For the remainder of this article, I will discuss machine learning-based implementations, specifically three flavors of DNN which are fast, efficient, and most importantly, adaptive:
- Convolutional neural network (CNN)
- Long-short term memory (LSTM)
- Generative adversarial network (GAN)
CNN is predominantly used in image based classifications. It uses a sequence of layers to “convolve” multidimensional data (see Figure 2). The way I look at CNN is the same way I look at origami, that is, take a flat image and methodically fold that image into a correlated shape. Researchers have developed techniques in transforming network-system telemetry into 2-D, greyscale images which, when fed into a CNN, have demonstrated usefulness for classifying various attack types. It must be noted that CNN is not able to process time-series data.

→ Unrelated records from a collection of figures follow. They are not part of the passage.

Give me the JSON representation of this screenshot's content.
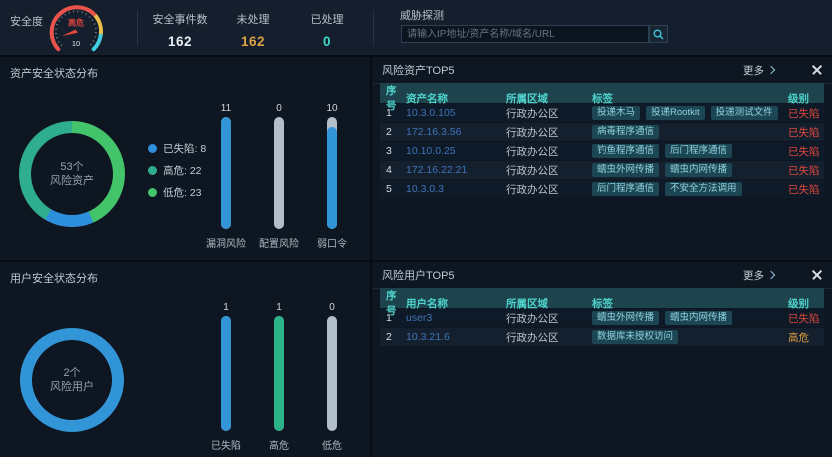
{
  "topbar": {
    "gauge": {
      "label": "安全度",
      "status": "高危",
      "value": "10"
    },
    "stats": [
      {
        "label": "安全事件数",
        "value": "162",
        "color": "#e8eef4"
      },
      {
        "label": "未处理",
        "value": "162",
        "color": "#dba246"
      },
      {
        "label": "已处理",
        "value": "0",
        "color": "#3edccb"
      }
    ],
    "search": {
      "label": "威胁探测",
      "placeholder": "请输入IP地址/资产名称/域名/URL",
      "value": ""
    }
  },
  "asset_panel": {
    "title": "资产安全状态分布",
    "donut": {
      "center_value": "53个",
      "center_label": "风险资产",
      "segments": [
        {
          "label": "已失陷",
          "value": 8,
          "color": "#2e8fdc"
        },
        {
          "label": "高危",
          "value": 22,
          "color": "#2fae8f"
        },
        {
          "label": "低危",
          "value": 23,
          "color": "#44c46a"
        }
      ]
    },
    "bars": [
      {
        "label": "漏洞风险",
        "value": 11,
        "color": "#3295d8"
      },
      {
        "label": "配置风险",
        "value": 0,
        "color": "#3295d8"
      },
      {
        "label": "弱口令",
        "value": 10,
        "color": "#3295d8"
      }
    ]
  },
  "user_panel": {
    "title": "用户安全状态分布",
    "donut": {
      "center_value": "2个",
      "center_label": "风险用户",
      "ring_color": "#3295d8"
    },
    "bars": [
      {
        "label": "已失陷",
        "value": 1,
        "color": "#3295d8"
      },
      {
        "label": "高危",
        "value": 1,
        "color": "#2bb287"
      },
      {
        "label": "低危",
        "value": 0,
        "color": "#3295d8"
      }
    ]
  },
  "risk_assets": {
    "title": "风险资产TOP5",
    "more_label": "更多",
    "columns": [
      "序号",
      "资产名称",
      "所属区域",
      "标签",
      "级别"
    ],
    "rows": [
      {
        "no": "1",
        "name": "10.3.0.105",
        "region": "行政办公区",
        "tags": [
          "投递木马",
          "投递Rootkit",
          "投递测试文件"
        ],
        "level": "已失陷",
        "level_color": "#e0483d"
      },
      {
        "no": "2",
        "name": "172.16.3.56",
        "region": "行政办公区",
        "tags": [
          "病毒程序通信"
        ],
        "level": "已失陷",
        "level_color": "#e0483d"
      },
      {
        "no": "3",
        "name": "10.10.0.25",
        "region": "行政办公区",
        "tags": [
          "钓鱼程序通信",
          "后门程序通信"
        ],
        "level": "已失陷",
        "level_color": "#e0483d"
      },
      {
        "no": "4",
        "name": "172.16.22.21",
        "region": "行政办公区",
        "tags": [
          "蠕虫外网传播",
          "蠕虫内网传播"
        ],
        "level": "已失陷",
        "level_color": "#e0483d"
      },
      {
        "no": "5",
        "name": "10.3.0.3",
        "region": "行政办公区",
        "tags": [
          "后门程序通信",
          "不安全方法调用"
        ],
        "level": "已失陷",
        "level_color": "#e0483d"
      }
    ]
  },
  "risk_users": {
    "title": "风险用户TOP5",
    "more_label": "更多",
    "columns": [
      "序号",
      "用户名称",
      "所属区域",
      "标签",
      "级别"
    ],
    "rows": [
      {
        "no": "1",
        "name": "user3",
        "region": "行政办公区",
        "tags": [
          "蠕虫外网传播",
          "蠕虫内网传播"
        ],
        "level": "已失陷",
        "level_color": "#e0483d"
      },
      {
        "no": "2",
        "name": "10.3.21.6",
        "region": "行政办公区",
        "tags": [
          "数据库未授权访问"
        ],
        "level": "高危",
        "level_color": "#dd9d3e"
      }
    ]
  }
}
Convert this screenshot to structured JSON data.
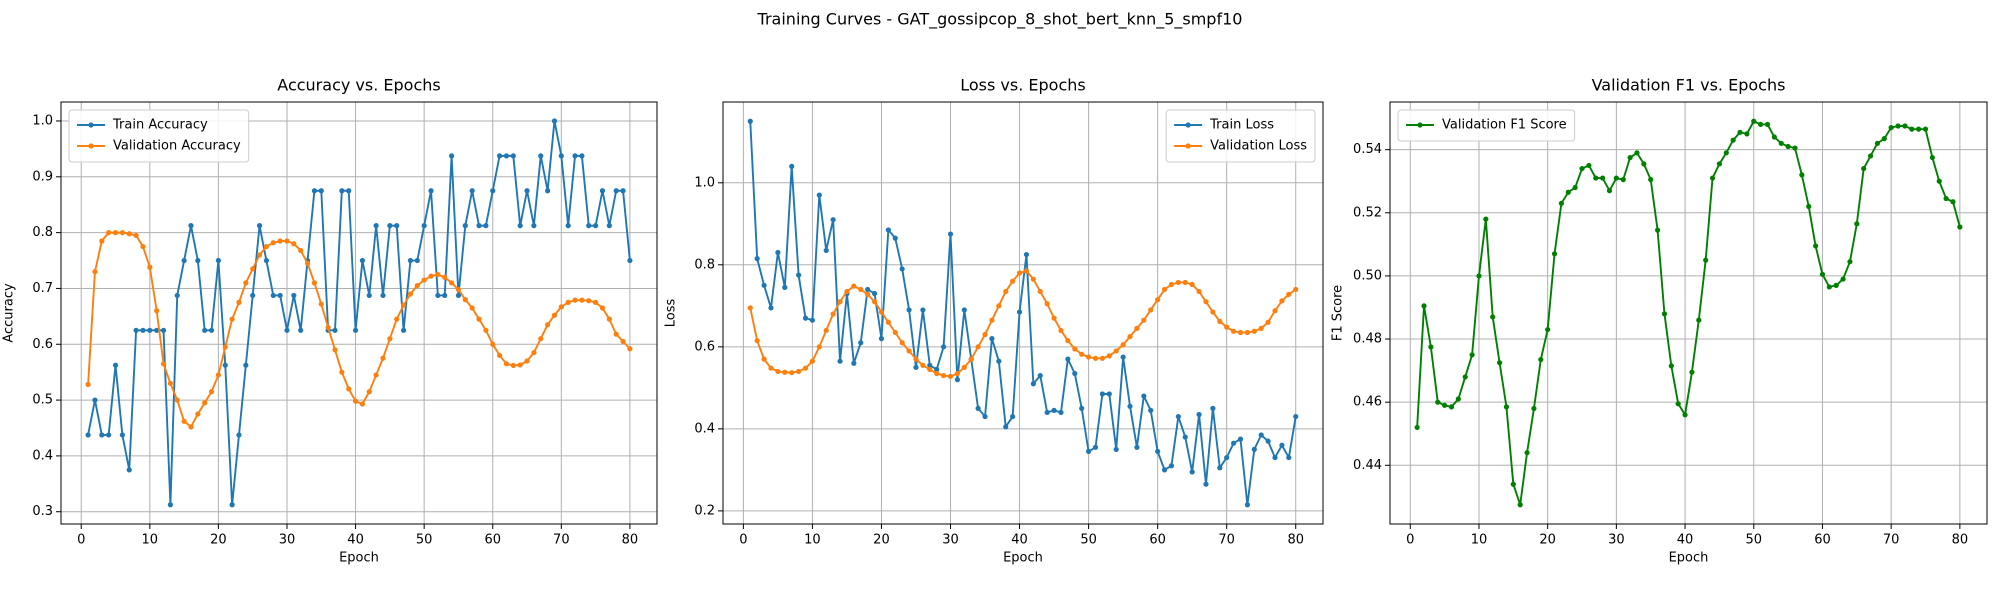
{
  "title": "Training Curves - GAT_gossipcop_8_shot_bert_knn_5_smpf10",
  "chart_data": [
    {
      "type": "line",
      "title": "Accuracy vs. Epochs",
      "x_label": "Epoch",
      "y_label": "Accuracy",
      "x": [
        1,
        2,
        3,
        4,
        5,
        6,
        7,
        8,
        9,
        10,
        11,
        12,
        13,
        14,
        15,
        16,
        17,
        18,
        19,
        20,
        21,
        22,
        23,
        24,
        25,
        26,
        27,
        28,
        29,
        30,
        31,
        32,
        33,
        34,
        35,
        36,
        37,
        38,
        39,
        40,
        41,
        42,
        43,
        44,
        45,
        46,
        47,
        48,
        49,
        50,
        51,
        52,
        53,
        54,
        55,
        56,
        57,
        58,
        59,
        60,
        61,
        62,
        63,
        64,
        65,
        66,
        67,
        68,
        69,
        70,
        71,
        72,
        73,
        74,
        75,
        76,
        77,
        78,
        79,
        80
      ],
      "series": [
        {
          "name": "Train Accuracy",
          "color": "#1f77b4",
          "values": [
            0.4375,
            0.5,
            0.4375,
            0.4375,
            0.5625,
            0.4375,
            0.375,
            0.625,
            0.625,
            0.625,
            0.625,
            0.625,
            0.3125,
            0.6875,
            0.75,
            0.8125,
            0.75,
            0.625,
            0.625,
            0.75,
            0.5625,
            0.3125,
            0.4375,
            0.5625,
            0.6875,
            0.8125,
            0.75,
            0.6875,
            0.6875,
            0.625,
            0.6875,
            0.625,
            0.75,
            0.875,
            0.875,
            0.625,
            0.625,
            0.875,
            0.875,
            0.625,
            0.75,
            0.6875,
            0.8125,
            0.6875,
            0.8125,
            0.8125,
            0.625,
            0.75,
            0.75,
            0.8125,
            0.875,
            0.6875,
            0.6875,
            0.9375,
            0.6875,
            0.8125,
            0.875,
            0.8125,
            0.8125,
            0.875,
            0.9375,
            0.9375,
            0.9375,
            0.8125,
            0.875,
            0.8125,
            0.9375,
            0.875,
            1.0,
            0.9375,
            0.8125,
            0.9375,
            0.9375,
            0.8125,
            0.8125,
            0.875,
            0.8125,
            0.875,
            0.875,
            0.75
          ]
        },
        {
          "name": "Validation Accuracy",
          "color": "#ff7f0e",
          "values": [
            0.528,
            0.73,
            0.785,
            0.8,
            0.8,
            0.8,
            0.798,
            0.795,
            0.775,
            0.738,
            0.66,
            0.565,
            0.53,
            0.5,
            0.462,
            0.452,
            0.475,
            0.495,
            0.515,
            0.545,
            0.595,
            0.645,
            0.675,
            0.71,
            0.735,
            0.76,
            0.775,
            0.782,
            0.785,
            0.785,
            0.78,
            0.768,
            0.745,
            0.71,
            0.672,
            0.63,
            0.59,
            0.55,
            0.52,
            0.498,
            0.493,
            0.515,
            0.545,
            0.575,
            0.61,
            0.645,
            0.67,
            0.69,
            0.705,
            0.715,
            0.722,
            0.725,
            0.72,
            0.71,
            0.698,
            0.68,
            0.665,
            0.645,
            0.625,
            0.6,
            0.58,
            0.565,
            0.562,
            0.563,
            0.57,
            0.585,
            0.61,
            0.635,
            0.652,
            0.667,
            0.675,
            0.679,
            0.679,
            0.678,
            0.675,
            0.665,
            0.645,
            0.618,
            0.605,
            0.592
          ]
        }
      ],
      "xlim": [
        -2.95,
        83.95
      ],
      "xticks": [
        0,
        10,
        20,
        30,
        40,
        50,
        60,
        70,
        80
      ],
      "ylim": [
        0.278,
        1.034
      ],
      "yticks": [
        0.3,
        0.4,
        0.5,
        0.6,
        0.7,
        0.8,
        0.9,
        {
          "value": 1,
          "label": "1.0"
        }
      ],
      "grid": true,
      "legend": "upper left"
    },
    {
      "type": "line",
      "title": "Loss vs. Epochs",
      "x_label": "Epoch",
      "y_label": "Loss",
      "x": [
        1,
        2,
        3,
        4,
        5,
        6,
        7,
        8,
        9,
        10,
        11,
        12,
        13,
        14,
        15,
        16,
        17,
        18,
        19,
        20,
        21,
        22,
        23,
        24,
        25,
        26,
        27,
        28,
        29,
        30,
        31,
        32,
        33,
        34,
        35,
        36,
        37,
        38,
        39,
        40,
        41,
        42,
        43,
        44,
        45,
        46,
        47,
        48,
        49,
        50,
        51,
        52,
        53,
        54,
        55,
        56,
        57,
        58,
        59,
        60,
        61,
        62,
        63,
        64,
        65,
        66,
        67,
        68,
        69,
        70,
        71,
        72,
        73,
        74,
        75,
        76,
        77,
        78,
        79,
        80
      ],
      "series": [
        {
          "name": "Train Loss",
          "color": "#1f77b4",
          "values": [
            1.15,
            0.815,
            0.75,
            0.695,
            0.83,
            0.745,
            1.04,
            0.775,
            0.67,
            0.665,
            0.97,
            0.835,
            0.91,
            0.565,
            0.73,
            0.56,
            0.61,
            0.74,
            0.73,
            0.62,
            0.885,
            0.865,
            0.79,
            0.69,
            0.55,
            0.69,
            0.555,
            0.545,
            0.6,
            0.875,
            0.52,
            0.69,
            0.57,
            0.45,
            0.43,
            0.62,
            0.565,
            0.405,
            0.43,
            0.685,
            0.825,
            0.51,
            0.53,
            0.44,
            0.445,
            0.44,
            0.57,
            0.535,
            0.45,
            0.345,
            0.355,
            0.485,
            0.485,
            0.35,
            0.575,
            0.455,
            0.355,
            0.48,
            0.445,
            0.345,
            0.3,
            0.31,
            0.43,
            0.38,
            0.295,
            0.435,
            0.265,
            0.45,
            0.305,
            0.33,
            0.365,
            0.375,
            0.215,
            0.35,
            0.385,
            0.37,
            0.33,
            0.36,
            0.33,
            0.43
          ]
        },
        {
          "name": "Validation Loss",
          "color": "#ff7f0e",
          "values": [
            0.695,
            0.615,
            0.57,
            0.548,
            0.54,
            0.538,
            0.537,
            0.54,
            0.548,
            0.565,
            0.6,
            0.64,
            0.68,
            0.71,
            0.735,
            0.748,
            0.74,
            0.728,
            0.71,
            0.685,
            0.66,
            0.635,
            0.61,
            0.59,
            0.57,
            0.555,
            0.545,
            0.535,
            0.53,
            0.528,
            0.535,
            0.55,
            0.57,
            0.6,
            0.63,
            0.665,
            0.7,
            0.735,
            0.76,
            0.78,
            0.785,
            0.765,
            0.735,
            0.705,
            0.67,
            0.64,
            0.615,
            0.595,
            0.582,
            0.575,
            0.572,
            0.572,
            0.578,
            0.59,
            0.605,
            0.625,
            0.645,
            0.665,
            0.69,
            0.715,
            0.74,
            0.752,
            0.757,
            0.757,
            0.752,
            0.735,
            0.71,
            0.685,
            0.662,
            0.648,
            0.638,
            0.635,
            0.635,
            0.638,
            0.645,
            0.66,
            0.688,
            0.712,
            0.728,
            0.74
          ]
        }
      ],
      "xlim": [
        -2.95,
        83.95
      ],
      "xticks": [
        0,
        10,
        20,
        30,
        40,
        50,
        60,
        70,
        80
      ],
      "ylim": [
        0.168,
        1.197
      ],
      "yticks": [
        0.2,
        0.4,
        0.6,
        0.8,
        {
          "value": 1,
          "label": "1.0"
        }
      ],
      "grid": true,
      "legend": "upper right"
    },
    {
      "type": "line",
      "title": "Validation F1 vs. Epochs",
      "x_label": "Epoch",
      "y_label": "F1 Score",
      "x": [
        1,
        2,
        3,
        4,
        5,
        6,
        7,
        8,
        9,
        10,
        11,
        12,
        13,
        14,
        15,
        16,
        17,
        18,
        19,
        20,
        21,
        22,
        23,
        24,
        25,
        26,
        27,
        28,
        29,
        30,
        31,
        32,
        33,
        34,
        35,
        36,
        37,
        38,
        39,
        40,
        41,
        42,
        43,
        44,
        45,
        46,
        47,
        48,
        49,
        50,
        51,
        52,
        53,
        54,
        55,
        56,
        57,
        58,
        59,
        60,
        61,
        62,
        63,
        64,
        65,
        66,
        67,
        68,
        69,
        70,
        71,
        72,
        73,
        74,
        75,
        76,
        77,
        78,
        79,
        80
      ],
      "series": [
        {
          "name": "Validation F1 Score",
          "color": "#008000",
          "values": [
            0.452,
            0.4905,
            0.4775,
            0.46,
            0.459,
            0.4585,
            0.461,
            0.468,
            0.475,
            0.5,
            0.518,
            0.487,
            0.4725,
            0.4585,
            0.434,
            0.4275,
            0.444,
            0.458,
            0.4735,
            0.483,
            0.507,
            0.523,
            0.5265,
            0.528,
            0.534,
            0.535,
            0.531,
            0.531,
            0.527,
            0.531,
            0.5305,
            0.5375,
            0.539,
            0.5355,
            0.5305,
            0.5145,
            0.488,
            0.4715,
            0.4595,
            0.456,
            0.4695,
            0.486,
            0.505,
            0.531,
            0.5355,
            0.539,
            0.543,
            0.5455,
            0.545,
            0.549,
            0.548,
            0.548,
            0.544,
            0.542,
            0.541,
            0.5405,
            0.532,
            0.522,
            0.5095,
            0.5005,
            0.4965,
            0.497,
            0.499,
            0.5045,
            0.5165,
            0.534,
            0.538,
            0.542,
            0.5435,
            0.547,
            0.5475,
            0.5475,
            0.5465,
            0.5465,
            0.5465,
            0.5375,
            0.53,
            0.5245,
            0.5235,
            0.5155
          ]
        }
      ],
      "xlim": [
        -2.95,
        83.95
      ],
      "xticks": [
        0,
        10,
        20,
        30,
        40,
        50,
        60,
        70,
        80
      ],
      "ylim": [
        0.4214,
        0.5551
      ],
      "yticks": [
        0.44,
        0.46,
        0.48,
        {
          "value": 0.5,
          "label": "0.50"
        },
        0.52,
        0.54
      ],
      "grid": true,
      "legend": "upper left"
    }
  ]
}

Unlike CNN, LSTM is predominantly used in time-series based classification (see Figure 3). It uses a temporal sequence of cells to “memorize’’ relevant features in streaming data. On paper, LSTM and IDS are a perfect match. However, due to recent advancements with CNN, researchers have shifted their attention away from LSTM to CNN due to its broader applications in other domains and hybrid LSTM-CNN have shown promising results.
GAN is used to learn the data distribution (i.e., characteristics) under normal, non-suspicious conditions (see Figure 4). Suspicious activities are detected by measuring the distance between normal data and freshly captured data. However, the synthetic data generated by learned distribution is often unrealistic and requires human intervention to ensure good results.
Given any machine learning project, one of the most important tasks is collecting reliable datasets in order to train your model. Because information security is a global problem, many multi-national communities (academia, industrial, and government) have developed vast datasets containing some of the most frequent attack types today:
Unfortunately, these datasets are often de-identified, simulated, incomplete, and simply not diverse enough. Privacy laws have made it difficult to obtain reliable datasets.
In this article, we explored IDS algorithms, DNN methods, and trainable datasets. I happen to be a software engineer, a security consultant, and a data scientist (…to be), so this topic is very close to the work I do. There is tremendous opportunities in this area!
D. Gümüşbaş, T. Yıldırım, A. Genovese and F. Scotti, “A Comprehensive Survey of Databases and Deep Learning Methods for Cybersecurity and Intrusion Detection Systems,” in IEEE Systems Journal, doi: 10.1109/JSYST.2020.2992966.